Eles estavam prestes a dar o passo definitivo. Não havia mais espaço para recuos; a partir daquela noite, o destino da família Felix estaria selado sob o comando de Adon.
Logo à frente, guardando a entrada imponente de um grande prédio empresarial espelhado cuja fachada de vidro refletia o céu cinzento, duas figuras conhecidas os aguardavam.
O Don Alex Felix, vestindo um sobretudo escuro que lhe conferia um ar de patriarca intocável, mantinha os braços para trás. Ao seu lado, Willy Forges, seu conselheiro de longa data, sustentava uma expressão enigmática, segurando uma pasta de documentos executivos.

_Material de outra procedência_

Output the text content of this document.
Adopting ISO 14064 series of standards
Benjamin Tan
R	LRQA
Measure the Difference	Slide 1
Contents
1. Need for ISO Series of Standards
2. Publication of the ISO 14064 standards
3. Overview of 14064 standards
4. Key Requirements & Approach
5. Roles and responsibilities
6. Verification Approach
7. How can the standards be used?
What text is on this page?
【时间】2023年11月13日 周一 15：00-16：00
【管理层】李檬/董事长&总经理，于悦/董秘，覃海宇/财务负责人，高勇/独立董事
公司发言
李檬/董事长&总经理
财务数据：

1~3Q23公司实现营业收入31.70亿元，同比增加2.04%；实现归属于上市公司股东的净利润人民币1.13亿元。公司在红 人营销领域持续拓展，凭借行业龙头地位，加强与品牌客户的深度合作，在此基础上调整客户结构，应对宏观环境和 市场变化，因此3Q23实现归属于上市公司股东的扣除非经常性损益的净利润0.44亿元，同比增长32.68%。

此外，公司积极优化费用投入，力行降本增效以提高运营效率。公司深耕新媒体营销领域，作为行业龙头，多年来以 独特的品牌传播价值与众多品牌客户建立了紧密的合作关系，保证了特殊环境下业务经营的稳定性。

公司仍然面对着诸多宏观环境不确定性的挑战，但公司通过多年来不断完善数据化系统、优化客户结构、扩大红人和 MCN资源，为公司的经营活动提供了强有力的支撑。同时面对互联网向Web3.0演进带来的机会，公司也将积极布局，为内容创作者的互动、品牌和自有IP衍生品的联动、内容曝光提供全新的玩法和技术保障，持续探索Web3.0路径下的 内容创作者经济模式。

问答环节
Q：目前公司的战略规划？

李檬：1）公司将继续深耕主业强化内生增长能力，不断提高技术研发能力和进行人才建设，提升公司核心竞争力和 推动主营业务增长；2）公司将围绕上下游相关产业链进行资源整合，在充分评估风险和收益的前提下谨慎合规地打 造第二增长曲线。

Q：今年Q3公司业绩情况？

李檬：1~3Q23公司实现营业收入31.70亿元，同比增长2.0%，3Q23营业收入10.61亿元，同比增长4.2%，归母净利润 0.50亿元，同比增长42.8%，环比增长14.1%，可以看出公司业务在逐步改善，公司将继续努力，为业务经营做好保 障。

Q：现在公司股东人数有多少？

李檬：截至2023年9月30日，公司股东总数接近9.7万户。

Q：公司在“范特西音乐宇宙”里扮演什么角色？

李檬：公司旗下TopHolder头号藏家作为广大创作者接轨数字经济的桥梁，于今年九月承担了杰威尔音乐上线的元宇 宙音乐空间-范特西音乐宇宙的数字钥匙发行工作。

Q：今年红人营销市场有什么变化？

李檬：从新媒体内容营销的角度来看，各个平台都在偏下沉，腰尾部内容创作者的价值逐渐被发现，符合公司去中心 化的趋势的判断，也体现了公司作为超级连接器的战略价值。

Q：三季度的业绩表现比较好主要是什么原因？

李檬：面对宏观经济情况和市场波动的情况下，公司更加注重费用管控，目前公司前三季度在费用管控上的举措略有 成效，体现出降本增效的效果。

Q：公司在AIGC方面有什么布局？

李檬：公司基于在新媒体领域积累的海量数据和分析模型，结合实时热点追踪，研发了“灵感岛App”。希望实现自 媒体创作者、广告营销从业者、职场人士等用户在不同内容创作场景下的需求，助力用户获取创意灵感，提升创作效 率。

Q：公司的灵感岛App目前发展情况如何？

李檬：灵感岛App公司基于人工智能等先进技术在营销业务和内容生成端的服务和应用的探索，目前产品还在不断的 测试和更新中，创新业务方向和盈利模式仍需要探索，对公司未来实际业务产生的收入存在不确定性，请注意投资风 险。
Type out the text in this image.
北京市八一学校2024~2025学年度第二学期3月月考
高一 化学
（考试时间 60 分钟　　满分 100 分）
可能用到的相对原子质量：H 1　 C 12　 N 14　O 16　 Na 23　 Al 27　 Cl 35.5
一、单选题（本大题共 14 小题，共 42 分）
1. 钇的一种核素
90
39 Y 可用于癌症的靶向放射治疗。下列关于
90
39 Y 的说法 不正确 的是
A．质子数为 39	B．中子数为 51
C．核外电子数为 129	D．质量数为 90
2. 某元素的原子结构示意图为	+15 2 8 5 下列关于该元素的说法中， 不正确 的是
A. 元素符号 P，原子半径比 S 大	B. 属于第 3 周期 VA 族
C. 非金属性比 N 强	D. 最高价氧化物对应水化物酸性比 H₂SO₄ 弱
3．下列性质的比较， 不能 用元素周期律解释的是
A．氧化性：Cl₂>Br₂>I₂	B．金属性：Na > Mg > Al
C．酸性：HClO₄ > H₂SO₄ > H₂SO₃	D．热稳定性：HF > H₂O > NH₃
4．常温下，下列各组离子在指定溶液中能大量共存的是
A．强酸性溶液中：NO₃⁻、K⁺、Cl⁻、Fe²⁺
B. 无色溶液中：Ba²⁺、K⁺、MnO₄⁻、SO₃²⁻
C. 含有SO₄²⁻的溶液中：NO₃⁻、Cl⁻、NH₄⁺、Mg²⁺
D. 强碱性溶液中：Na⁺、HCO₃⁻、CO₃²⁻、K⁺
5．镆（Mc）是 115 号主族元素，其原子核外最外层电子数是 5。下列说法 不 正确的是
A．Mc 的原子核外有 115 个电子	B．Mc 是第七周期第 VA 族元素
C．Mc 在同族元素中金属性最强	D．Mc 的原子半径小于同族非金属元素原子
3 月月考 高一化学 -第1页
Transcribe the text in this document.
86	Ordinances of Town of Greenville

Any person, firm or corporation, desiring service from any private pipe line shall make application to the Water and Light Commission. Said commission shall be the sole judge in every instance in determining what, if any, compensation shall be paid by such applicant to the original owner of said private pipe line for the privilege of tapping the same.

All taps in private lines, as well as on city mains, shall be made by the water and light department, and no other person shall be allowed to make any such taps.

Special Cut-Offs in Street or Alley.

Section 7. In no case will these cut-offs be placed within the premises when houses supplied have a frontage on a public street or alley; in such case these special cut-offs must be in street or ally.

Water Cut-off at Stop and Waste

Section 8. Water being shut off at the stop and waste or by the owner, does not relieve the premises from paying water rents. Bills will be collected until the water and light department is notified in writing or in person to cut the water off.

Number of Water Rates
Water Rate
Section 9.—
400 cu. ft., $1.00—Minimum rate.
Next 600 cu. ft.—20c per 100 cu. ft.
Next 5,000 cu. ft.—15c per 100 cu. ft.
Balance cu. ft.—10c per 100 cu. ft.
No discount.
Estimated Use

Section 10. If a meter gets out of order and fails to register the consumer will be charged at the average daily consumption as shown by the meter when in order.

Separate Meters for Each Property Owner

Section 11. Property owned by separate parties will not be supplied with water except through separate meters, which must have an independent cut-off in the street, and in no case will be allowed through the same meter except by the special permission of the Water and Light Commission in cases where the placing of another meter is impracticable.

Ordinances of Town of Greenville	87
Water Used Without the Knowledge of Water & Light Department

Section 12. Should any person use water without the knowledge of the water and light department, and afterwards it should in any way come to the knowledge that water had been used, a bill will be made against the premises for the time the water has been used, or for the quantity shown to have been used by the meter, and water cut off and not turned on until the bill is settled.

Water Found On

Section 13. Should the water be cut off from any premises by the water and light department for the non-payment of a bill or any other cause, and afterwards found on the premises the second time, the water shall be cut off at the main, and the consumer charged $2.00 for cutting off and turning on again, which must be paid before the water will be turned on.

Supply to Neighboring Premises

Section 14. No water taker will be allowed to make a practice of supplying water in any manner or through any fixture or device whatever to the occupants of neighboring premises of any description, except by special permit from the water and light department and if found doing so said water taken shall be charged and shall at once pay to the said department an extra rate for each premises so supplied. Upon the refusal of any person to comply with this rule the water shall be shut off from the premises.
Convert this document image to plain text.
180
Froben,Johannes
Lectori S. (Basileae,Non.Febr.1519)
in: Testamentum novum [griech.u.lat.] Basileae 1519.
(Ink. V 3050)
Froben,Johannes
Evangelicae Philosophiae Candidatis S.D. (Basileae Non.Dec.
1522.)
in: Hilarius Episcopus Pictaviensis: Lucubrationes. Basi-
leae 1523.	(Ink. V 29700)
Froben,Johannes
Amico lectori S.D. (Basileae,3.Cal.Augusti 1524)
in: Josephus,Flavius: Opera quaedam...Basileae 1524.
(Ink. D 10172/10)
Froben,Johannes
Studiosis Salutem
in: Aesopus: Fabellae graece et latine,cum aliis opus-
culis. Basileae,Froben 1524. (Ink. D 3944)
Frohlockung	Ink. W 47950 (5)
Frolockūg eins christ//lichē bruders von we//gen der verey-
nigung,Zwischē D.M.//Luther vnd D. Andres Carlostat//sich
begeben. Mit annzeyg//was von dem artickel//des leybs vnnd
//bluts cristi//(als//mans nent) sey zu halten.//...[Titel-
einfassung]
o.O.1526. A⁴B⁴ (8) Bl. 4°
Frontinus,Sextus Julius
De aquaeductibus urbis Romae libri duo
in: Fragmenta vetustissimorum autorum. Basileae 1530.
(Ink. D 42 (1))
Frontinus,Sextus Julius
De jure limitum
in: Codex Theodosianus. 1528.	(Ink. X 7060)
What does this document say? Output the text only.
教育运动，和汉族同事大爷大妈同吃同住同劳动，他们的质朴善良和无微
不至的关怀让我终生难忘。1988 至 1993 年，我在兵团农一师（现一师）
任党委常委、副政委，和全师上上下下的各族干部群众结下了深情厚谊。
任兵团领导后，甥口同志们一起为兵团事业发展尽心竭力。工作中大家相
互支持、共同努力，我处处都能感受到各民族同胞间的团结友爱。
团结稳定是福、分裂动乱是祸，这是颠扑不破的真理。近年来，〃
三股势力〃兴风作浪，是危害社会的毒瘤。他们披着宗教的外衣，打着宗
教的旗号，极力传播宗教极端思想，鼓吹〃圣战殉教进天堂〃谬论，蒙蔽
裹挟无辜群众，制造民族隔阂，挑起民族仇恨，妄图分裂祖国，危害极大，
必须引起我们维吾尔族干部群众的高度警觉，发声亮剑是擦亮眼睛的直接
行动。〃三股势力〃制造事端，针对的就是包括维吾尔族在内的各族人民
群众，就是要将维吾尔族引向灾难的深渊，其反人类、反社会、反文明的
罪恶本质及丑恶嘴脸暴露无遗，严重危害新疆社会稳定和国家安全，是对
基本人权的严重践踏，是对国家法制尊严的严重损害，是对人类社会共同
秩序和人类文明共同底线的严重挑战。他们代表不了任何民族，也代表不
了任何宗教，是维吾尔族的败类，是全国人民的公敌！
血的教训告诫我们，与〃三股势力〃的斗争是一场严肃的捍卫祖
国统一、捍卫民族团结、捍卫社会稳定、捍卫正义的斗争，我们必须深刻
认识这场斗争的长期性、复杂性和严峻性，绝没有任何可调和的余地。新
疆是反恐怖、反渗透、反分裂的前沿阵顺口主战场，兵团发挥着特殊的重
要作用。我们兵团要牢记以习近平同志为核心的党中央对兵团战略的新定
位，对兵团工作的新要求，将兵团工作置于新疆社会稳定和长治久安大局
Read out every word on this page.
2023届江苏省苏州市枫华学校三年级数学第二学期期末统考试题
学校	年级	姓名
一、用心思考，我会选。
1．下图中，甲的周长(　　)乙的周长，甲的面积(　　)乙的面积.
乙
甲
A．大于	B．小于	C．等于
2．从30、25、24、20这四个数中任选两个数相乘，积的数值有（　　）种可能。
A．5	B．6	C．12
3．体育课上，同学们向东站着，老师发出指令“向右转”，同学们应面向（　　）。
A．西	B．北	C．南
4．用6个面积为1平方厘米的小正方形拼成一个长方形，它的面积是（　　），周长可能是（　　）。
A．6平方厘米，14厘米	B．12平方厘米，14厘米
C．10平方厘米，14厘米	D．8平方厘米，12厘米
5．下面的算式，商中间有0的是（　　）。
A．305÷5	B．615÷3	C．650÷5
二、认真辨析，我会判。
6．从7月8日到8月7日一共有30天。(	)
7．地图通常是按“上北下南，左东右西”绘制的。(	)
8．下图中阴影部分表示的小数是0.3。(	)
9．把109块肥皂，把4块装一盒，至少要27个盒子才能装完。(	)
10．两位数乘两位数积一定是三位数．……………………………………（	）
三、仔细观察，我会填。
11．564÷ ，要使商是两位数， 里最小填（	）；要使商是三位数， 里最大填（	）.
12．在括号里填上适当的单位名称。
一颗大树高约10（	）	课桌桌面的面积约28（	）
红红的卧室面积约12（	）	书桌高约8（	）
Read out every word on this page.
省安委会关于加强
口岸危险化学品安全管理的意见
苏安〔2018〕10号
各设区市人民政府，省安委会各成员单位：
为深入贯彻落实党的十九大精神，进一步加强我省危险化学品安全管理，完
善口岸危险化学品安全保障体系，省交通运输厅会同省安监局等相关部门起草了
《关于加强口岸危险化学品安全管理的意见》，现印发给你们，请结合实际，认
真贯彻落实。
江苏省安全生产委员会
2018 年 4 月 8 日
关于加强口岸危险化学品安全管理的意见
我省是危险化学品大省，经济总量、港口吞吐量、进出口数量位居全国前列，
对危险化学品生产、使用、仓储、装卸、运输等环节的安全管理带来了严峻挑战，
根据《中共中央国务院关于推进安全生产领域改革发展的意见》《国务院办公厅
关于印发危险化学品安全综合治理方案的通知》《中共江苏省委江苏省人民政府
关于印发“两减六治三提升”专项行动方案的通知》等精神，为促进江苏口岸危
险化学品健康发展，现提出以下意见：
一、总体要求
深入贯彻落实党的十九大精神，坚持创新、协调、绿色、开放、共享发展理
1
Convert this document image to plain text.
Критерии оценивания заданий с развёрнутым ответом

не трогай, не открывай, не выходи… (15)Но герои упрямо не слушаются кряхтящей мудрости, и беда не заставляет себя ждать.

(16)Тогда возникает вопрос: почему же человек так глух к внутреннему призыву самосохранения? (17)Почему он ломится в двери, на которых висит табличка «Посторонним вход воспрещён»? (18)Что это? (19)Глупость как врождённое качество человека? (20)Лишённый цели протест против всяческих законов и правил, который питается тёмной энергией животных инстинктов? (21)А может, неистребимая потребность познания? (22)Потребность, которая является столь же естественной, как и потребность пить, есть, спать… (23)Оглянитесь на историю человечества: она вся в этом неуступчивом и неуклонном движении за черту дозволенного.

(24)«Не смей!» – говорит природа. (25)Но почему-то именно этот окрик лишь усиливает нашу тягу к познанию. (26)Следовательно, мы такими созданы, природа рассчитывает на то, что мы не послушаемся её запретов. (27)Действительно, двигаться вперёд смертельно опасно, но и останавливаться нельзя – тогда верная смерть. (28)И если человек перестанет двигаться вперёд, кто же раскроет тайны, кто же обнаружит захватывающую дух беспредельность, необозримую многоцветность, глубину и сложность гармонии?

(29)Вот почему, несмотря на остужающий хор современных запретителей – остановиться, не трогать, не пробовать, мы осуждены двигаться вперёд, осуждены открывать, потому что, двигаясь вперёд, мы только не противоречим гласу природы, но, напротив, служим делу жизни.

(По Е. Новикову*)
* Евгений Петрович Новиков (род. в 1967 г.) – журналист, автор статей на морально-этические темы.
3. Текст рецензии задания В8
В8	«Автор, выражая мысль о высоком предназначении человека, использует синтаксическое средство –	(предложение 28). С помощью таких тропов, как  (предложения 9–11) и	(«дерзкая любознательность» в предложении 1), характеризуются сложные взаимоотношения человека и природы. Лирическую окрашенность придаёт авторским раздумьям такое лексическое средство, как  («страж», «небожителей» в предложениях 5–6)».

— Eles estão prontos — William murmurou baixo, apenas para que Adon ouvisse. — O Conselho já está reunido no trigésimo andar. Os homens mais influentes do pais estão sentados àquela mesa esperando para ver se você tem o que é preciso para carregar o anel.
Adon respirou fundo, endireitando a postura.
— Eles não têm escolha, William. Ou me aceitam, ou a cidade queima.
Ao se aproximarem, Alex Felix mediu o filho caçula com um olhar clínico, carregado de uma avaliação silenciosa.
Não havia abraços ou palavras de afeto paternal. No mundo deles, o respeito era uma moeda conquistada com sangue e eficiência.
— Você demorou — Alex disse, a voz rouca e firme. — O Conselho detesta esperar, Adon.
— Eu estava garantindo que os nossos flancos estivessem protegidos, meu pai — Adon respondeu à altura, sustentando o olhar do velho Don. — Um líder que entra em uma sala de negociações sem o controle absoluto das suas ruas já entra derrotado.
Willy Forges deu um passo à frente, esboçando um meio sorriso cúmplice.
— Vamos subir. O tempo é curto e os senhores da alta cúpula querem ver os números.
A sala de reuniões no topo do edifício executivo era o ápice do luxo corporativo misturado ao poder paralelo.
Uma mesa elíptica de jacarandá maciço ocupava o centro do recinto, cercada por poltronas de couro onde se sentavam os cinco conselheiros da alta cúpula do submundo.
Eram homens de cabelos grisalhos, vestindo ternos que custavam fortunas, mas cujos olhos carregavam a frieza de quem já havia assinado centenas de sentenças de morte.
Eram juízes corruptos, magnatas da indústria portuária e barões do mercado financeiro que davam as cartas no Estado.
Átila Felix já estava posicionado estrategicamente ao canto da sala, encostado na parede de vidro com os braços cruzados.
Ele mantinha um silêncio sepulcral, agindo como a sombra militar da família, observando cada movimento dos conselheiros com seus olhos de falcão.
Adon caminhou até a cabeceira oposta da mesa e espalhou uma série de relatórios impressos e tablets com gráficos holográficos. A análise começou imediatamente. Os conselheiros cruzaram os braços, avaliando o jovem herdeiro com desconfiança evidente.
— Você é jovem, Adon — começou o Conselheiro Alvarez, o mais velho da mesa, a voz arrastada. — Seu irmão Átila sempre foi o braço armado, e seu pai a mente política. O que garante que você não vai desmoronar o império que levou trinta anos para ser construído? Não falamos de manter o grupo Felix, conhecemos sua competência e como tem trabalhado a mais de dez anos para manter esse grupo, mas agora a organização é outra coisa.
Adon não hesitou. Ele apoiou as duas mãos na mesa, inclinando-se ligeiramente para a frente, demonstrando dominância.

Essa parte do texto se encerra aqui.